Akmal menilai RUU kekhususan perekonomian itu perlu dibuat mengingat status ibu kota negara akan hengkang dari Jakarta sehingga pembahasan RUU kekhususan ekonomi dibahas berbarengan dengan RUU ibu kota yang baru. "Tapi itu kan masih panjang dibahas," kata Akmal.
Pembahasan dua RUU itu akan simultan dengan rencana pemindahan ibu kota negara. Yang pasti arahnya adalah bila ada regulasi pemindahan ibu kota, maka DKI masih butuh (regulasi khusus).
Sebetulnya, rencana perubahan UU ini sudah ada sebelum wacana pemindahan ibu kota makin menguat. "Karena DKI kan melaksanakan kegiatan otonomi khusus, cuma kebetulan ada wacana pemindahan ibu kota maka kita sesuaikan," kata Akmal.
Diubah
Pernyataan Akmal dipertegas oleh Menteri Dalam Negeri (Mendagri) Tito Karnavian bahwa status DKI Jakarta harus diubah dengan Rancangan Undang-Undang (RUU) Perubahan UU Nomor 29 Tahun 2007 tentang Pemerintahan Provinsi DKI Jakarta. RUU ini akan dimasukkan dalam Program Legislasi Nasional (Prolegnas) Tahun 2020-2024.
Saat ini, DKI Jakarta masih menjadi ibu kota dengan UU khusus. "Namun dengan adanya rencana pemerintah pusat memindahkan ibu kota negara (IKN) ke Kalimantan Timur, maka pertanyaannya adalah bagaimana status DKI?," ujar Tito di Ruang Rapat Komisi II DPR RI, Kompleks Parlemen RI, Senayan, Jakarta, Rabu (23/1).
Dengan UU IKN di Kalimantan Timur, maka UU Pemprov DKI Jakarta itu juga harus diubah. Pembahasan RUU IKN di Provinsi Kalimantan Timur dan RUU mengenai kekhususan Jakarta sebagai pusat perekonomian akan dilakukan bersama atau paralel antara pemerintah dengan DPR RI.
Baca juga: Teras Narang: Target pemindahan IKN 2024 lumayan ambisius
Baca juga: Menteri PUPR akan ajak tiga pemenang gagasan desain ke lokasi IKN
Baca juga: Menteri PUPR akan tindaklanjuti pemenang gagasan desain ibu kota baru
"Kalau RUU IKN bisa paralel, RUU IKN di Kaltim dibahas juga, kemudian diundangkan, otomatis UU DKI bisa dilaksanakan pembahasannya sama saat itu juga," kata Tito.
Pernyataan Tito itu disampaikan dalam Rapat Dengar Pendapat (RDP) dengan Komisi II DPR RI untuk menindaklanjuti kebijakan Presiden Joko Widodo (Jokowi) memindahkan ibu kota negara. Dalam kaitan ini, Badan Perencanaan Pembangunan Nasional (Bappenas) yang ditunjuk sebagai "leading sector" pemindahan ibu kota negara (IKN) sedang menyusun draf RUU IKN-nya.
Untuk menyongsong pemindahan ibu kota negara, maka Jakarta--mau tidak mau--harus lebih berbenah mempersiapkan diri agar tetap menjadi magnet pertumbuhan ekonomi nasional.
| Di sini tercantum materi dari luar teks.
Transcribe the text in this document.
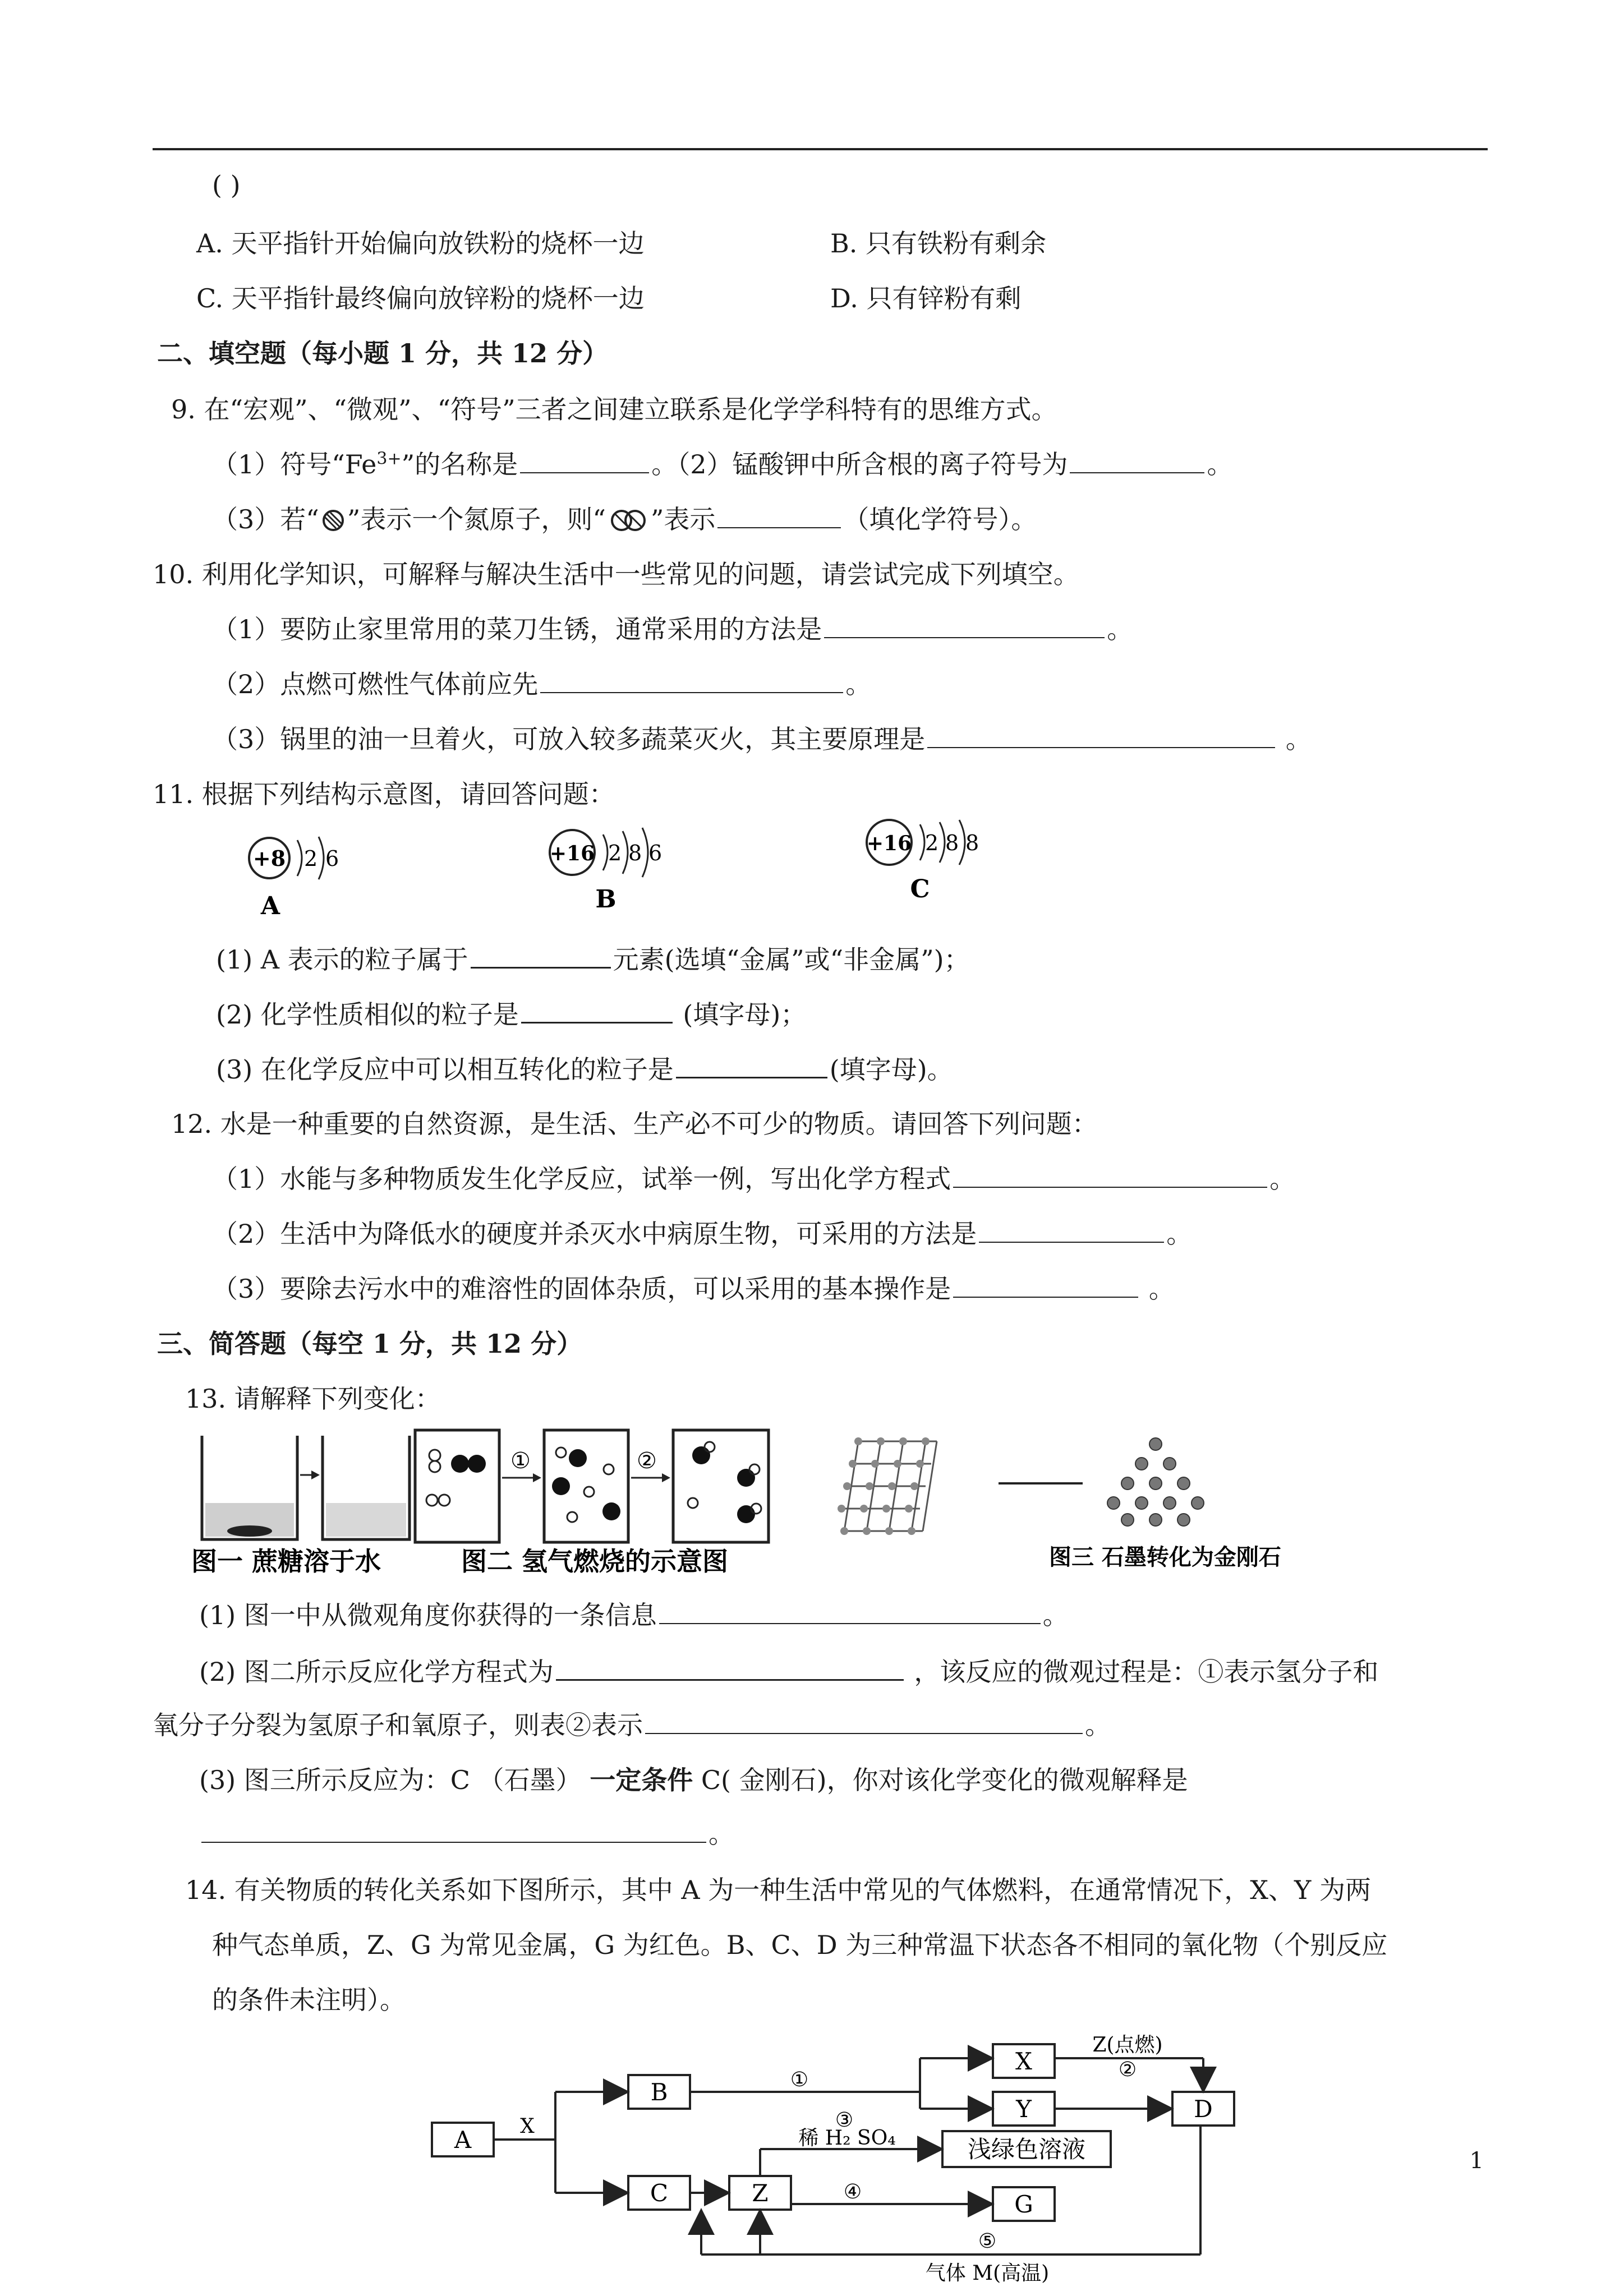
( )
A. 天平指针开始偏向放铁粉的烧杯一边	B. 只有铁粉有剩余
C. 天平指针最终偏向放锌粉的烧杯一边	D. 只有锌粉有剩
二、填空题（每小题 1 分，共 12 分）
9. 在“宏观”、“微观”、“符号”三者之间建立联系是化学学科特有的思维方式。
（1）符号“$Fe^{3+}$”的名称是	。（2）锰酸钾中所含根的离子符号为	。
（3）若“ ”表示一个氮原子，则“ ”表示	（填化学符号）。
10. 利用化学知识，可解释与解决生活中一些常见的问题，请尝试完成下列填空。
（1）要防止家里常用的菜刀生锈，通常采用的方法是	。
（2）点燃可燃性气体前应先	。
（3）锅里的油一旦着火，可放入较多蔬菜灭火，其主要原理是	。
11. 根据下列结构示意图，请回答问题：
+8 2 6
A
+16 2 8 6
B
+16 2 8 8
C
(1) A 表示的粒子属于	元素(选填“金属”或“非金属”)；
(2) 化学性质相似的粒子是	(填字母)；
(3) 在化学反应中可以相互转化的粒子是	(填字母)。
12. 水是一种重要的自然资源，是生活、生产必不可少的物质。请回答下列问题：
（1）水能与多种物质发生化学反应，试举一例，写出化学方程式	。
（2）生活中为降低水的硬度并杀灭水中病原生物，可采用的方法是	。
（3）要除去污水中的难溶性的固体杂质，可以采用的基本操作是	。
三、简答题（每空 1 分，共 12 分）
13. 请解释下列变化：
图一 蔗糖溶于水
①	②
图二 氢气燃烧的示意图	图三 石墨转化为金刚石
(1) 图一中从微观角度你获得的一条信息	。
(2) 图二所示反应化学方程式为	，该反应的微观过程是：①表示氢分子和
氧分子分裂为氢原子和氧原子，则表②表示	。
(3) 图三所示反应为：C （石墨） 一定条件 C( 金刚石)，你对该化学变化的微观解释是
。
14. 有关物质的转化关系如下图所示，其中 A 为一种生活中常见的气体燃料，在通常情况下，X、Y 为两
种气态单质，Z、G 为常见金属，G 为红色。B、C、D 为三种常温下状态各不相同的氧化物（个别反应
的条件未注明）。
A
B
C	Z
X
Y
浅绿色溶液
G
D
X
①
Z(点燃)
②
③
稀 H₂ SO₄
④
⑤
气体 M(高温)
1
Berbagai pembangunan dan penataan infrastruktur bagi tumbuhnya perekonomian perlu disiapkan lebih cepat sebeum ibu kota negara benar-benar pindah.
Apalagi sudah jelas terang-benderang bahwa dengan dipindahnya ibu kota, pemerintah pusat mengarahkan Jakarta sebagai simpul pertumbuhan ekonomi tingkat global. Kalau infrastrukturnya tidak memadai untuk kondusivitas tumbuhan perekonomian, tidak menutup kemungkinan Jakarta akan sulit memainkan perannya di tingkat nasional dan global.
Persoalan kemacetan dan banjir merupakan masalah kronis dan akut yang masih harus segera dituntaskan.Untuk dua masalah itu, publik sudah banyak memperoleh gambaran bagaimana Anies dan jajarannya dalam mengatasinya.
Selain itu transportasi publik juga diarahkan untuk terintegrasi, baik MRT, LRT, Transjakarta hingga JakLingko. Begitu juga dengan kereta rel listrik (KRL) diintegrasikan dengan moda-moda transportasi publik di Jakarta sehingga memudahkan warga melakukan aktivitas keseharian.
Semua itu diyakini sangat penting untuk menyongsong perubahan status dari Daerah Khusus Ibu Kota (DKI) menjadi Daerah Khusus Perekonomian.